If you upsize pump, then suction and pressure hoses, valve, and cylinder ports may not be appropriate.

Buy a 3 inch bore cylinder for $150 and try it. You will need to juggle stroke numbers and get a pin to pin dimensions the same for a bolt in. If you don’t like it, switch back.

I have a portable splitter with Honda 160 engine, Barnes 13 gpm pump, 3 inch bore cylinder, 20 inch stroke, maxing 2500 psi for the engine torque and the cylinder pressure rating, which is about 8 tons.. 3-3.5 seconds out, under 3 seconds back.

Not made as a wood lot machine,since I can’t lift the big stuff anyway. I have a 4 inch with log lift that I could use for big stuff, but it is stored off site and the fast 3 inch does everything I need or can physically handle.

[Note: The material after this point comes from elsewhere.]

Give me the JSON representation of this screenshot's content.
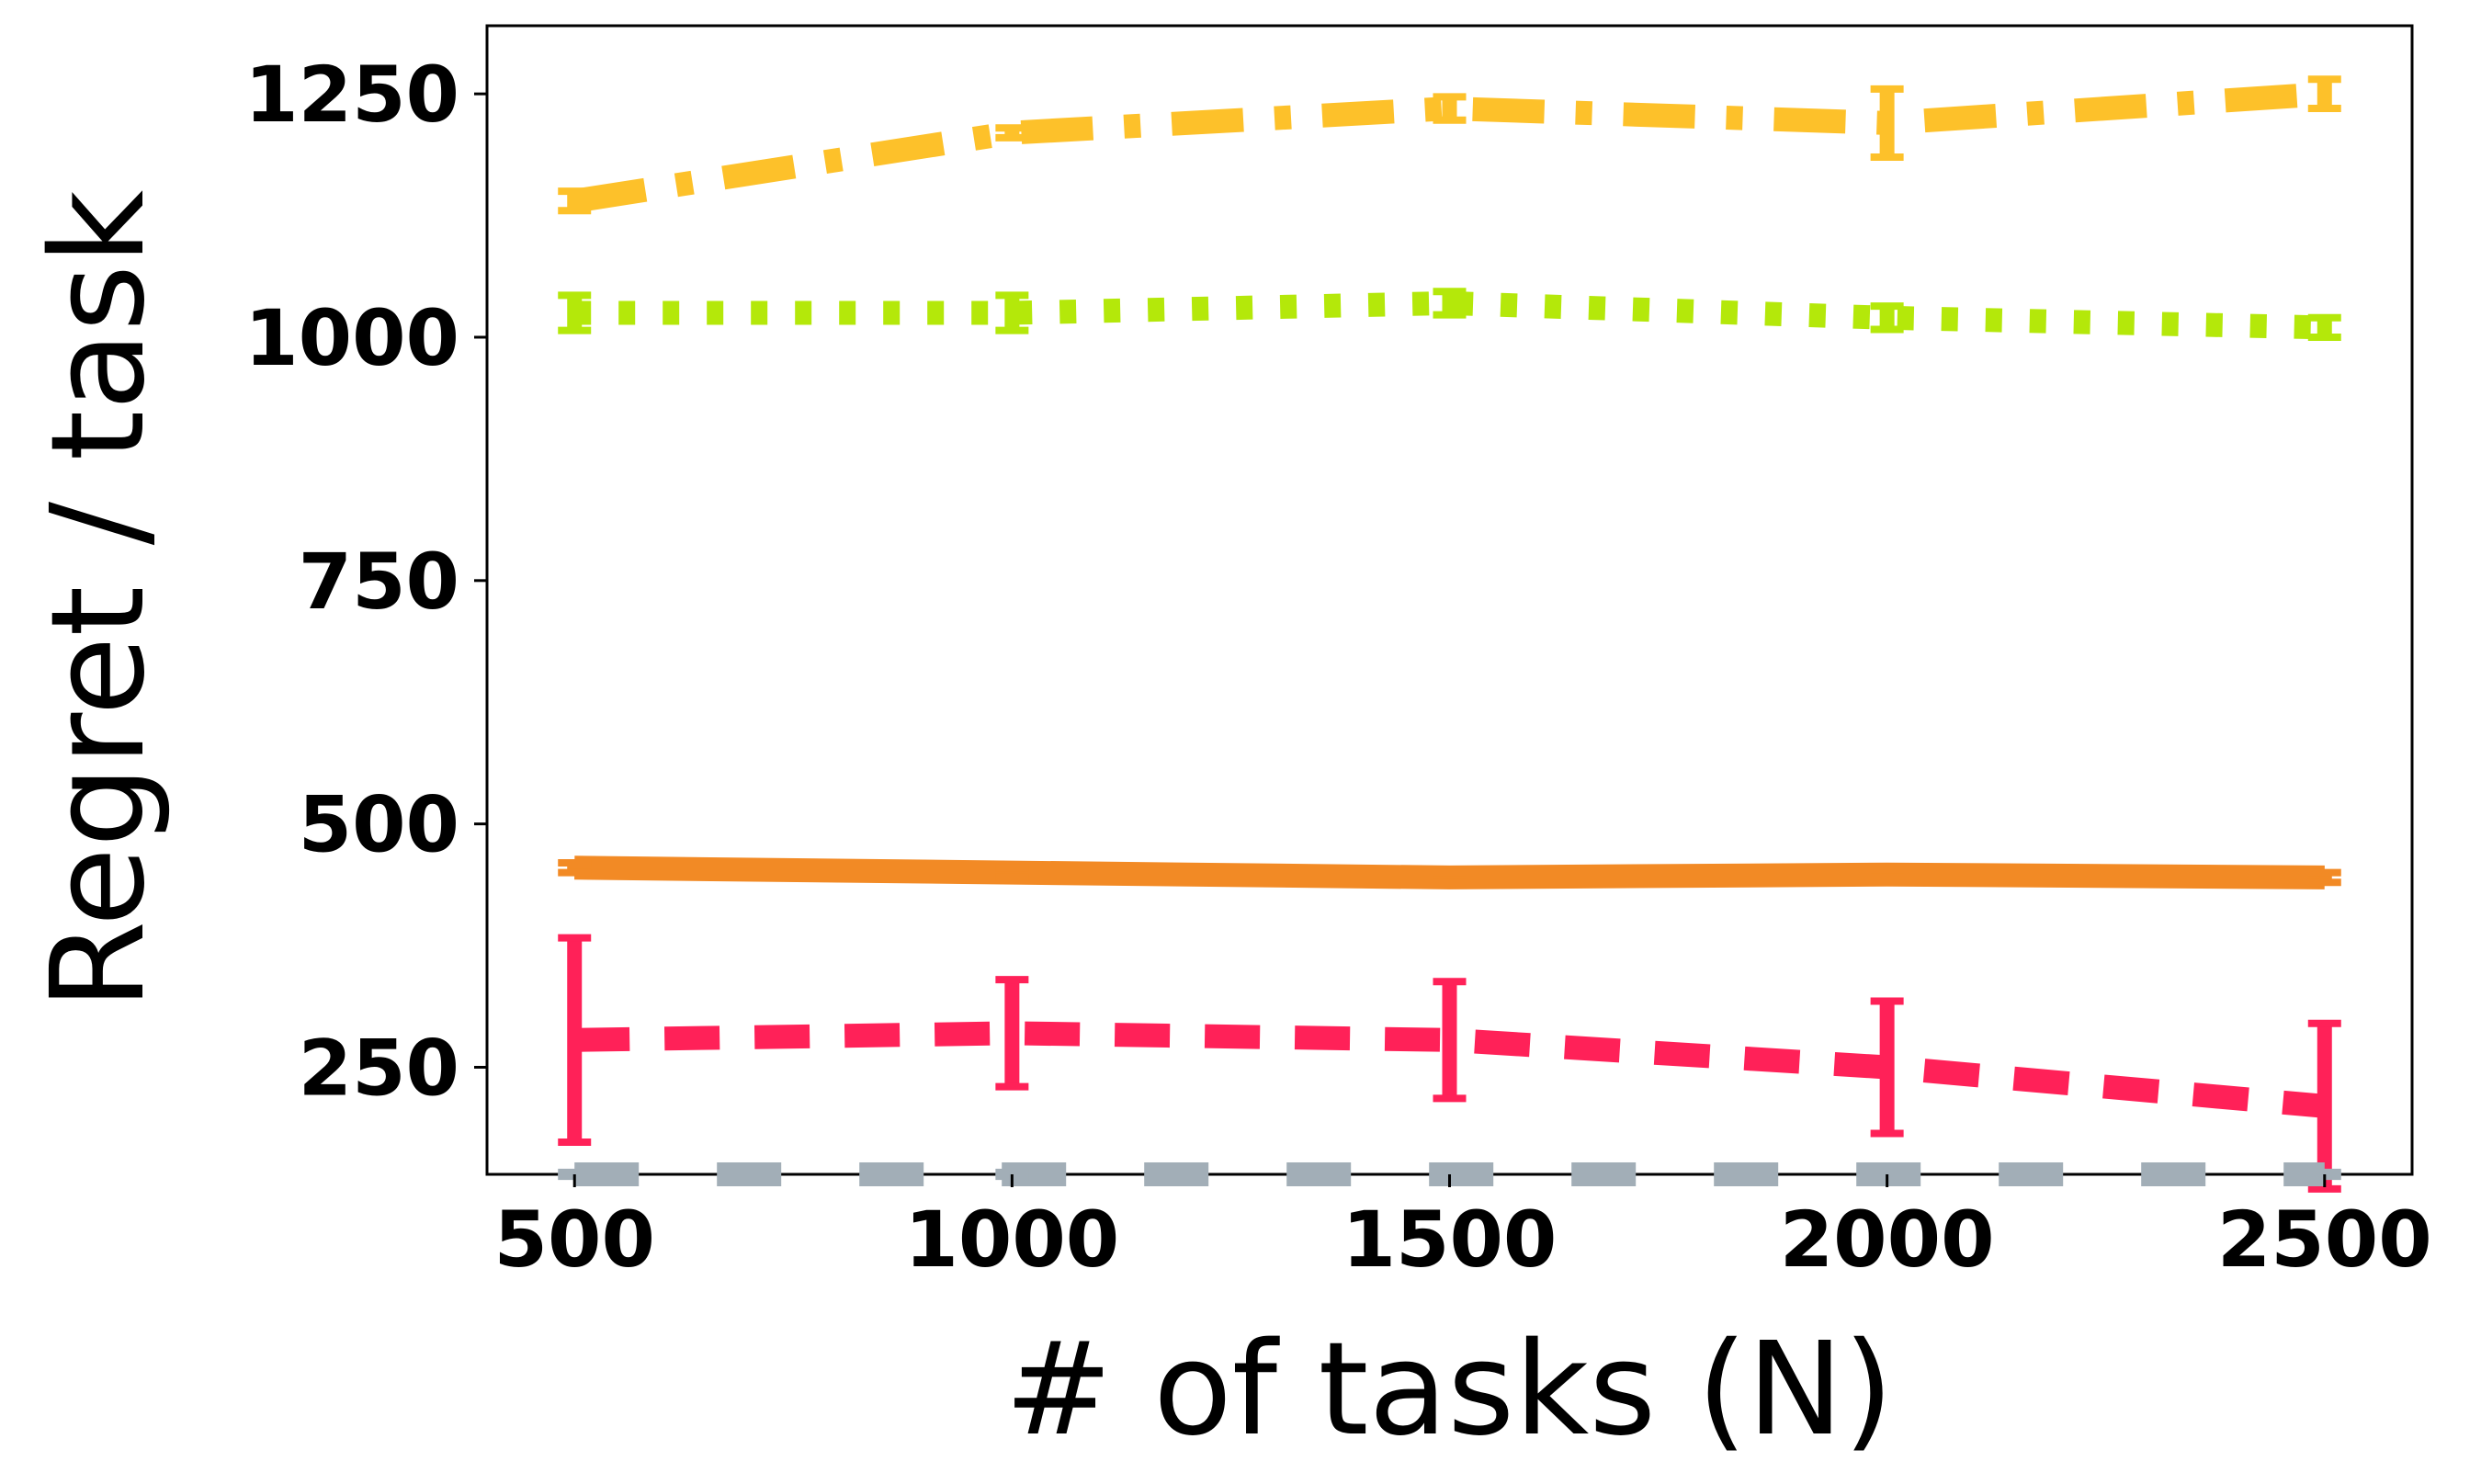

I am putting together a post for the fast log splitters thread, just don’thave the pics together yet.
 
My splitter is molasses slow in this cold weather. It takes 1/2 hour before it moves very fast. I just installed the auto cycle and don't want to play with settings in the cold weather as it makes it unpredictable. Even after 1 1/2 hrs of splitting the tanks is still cold to the touch and the cylinder is barely warm. In the summer you can't hold your hand on the cylinder. I also installed a pressure gauge on it and the needle hardly moves so not sure that I'm getting the flow I should be getting. I changed too many things at one time so difficult to see if everything is working correctly. It still splits a lot of wood so I'm just going to keep using it as is until spring. I might drill out the cylinder next summer too. I know the holes are small.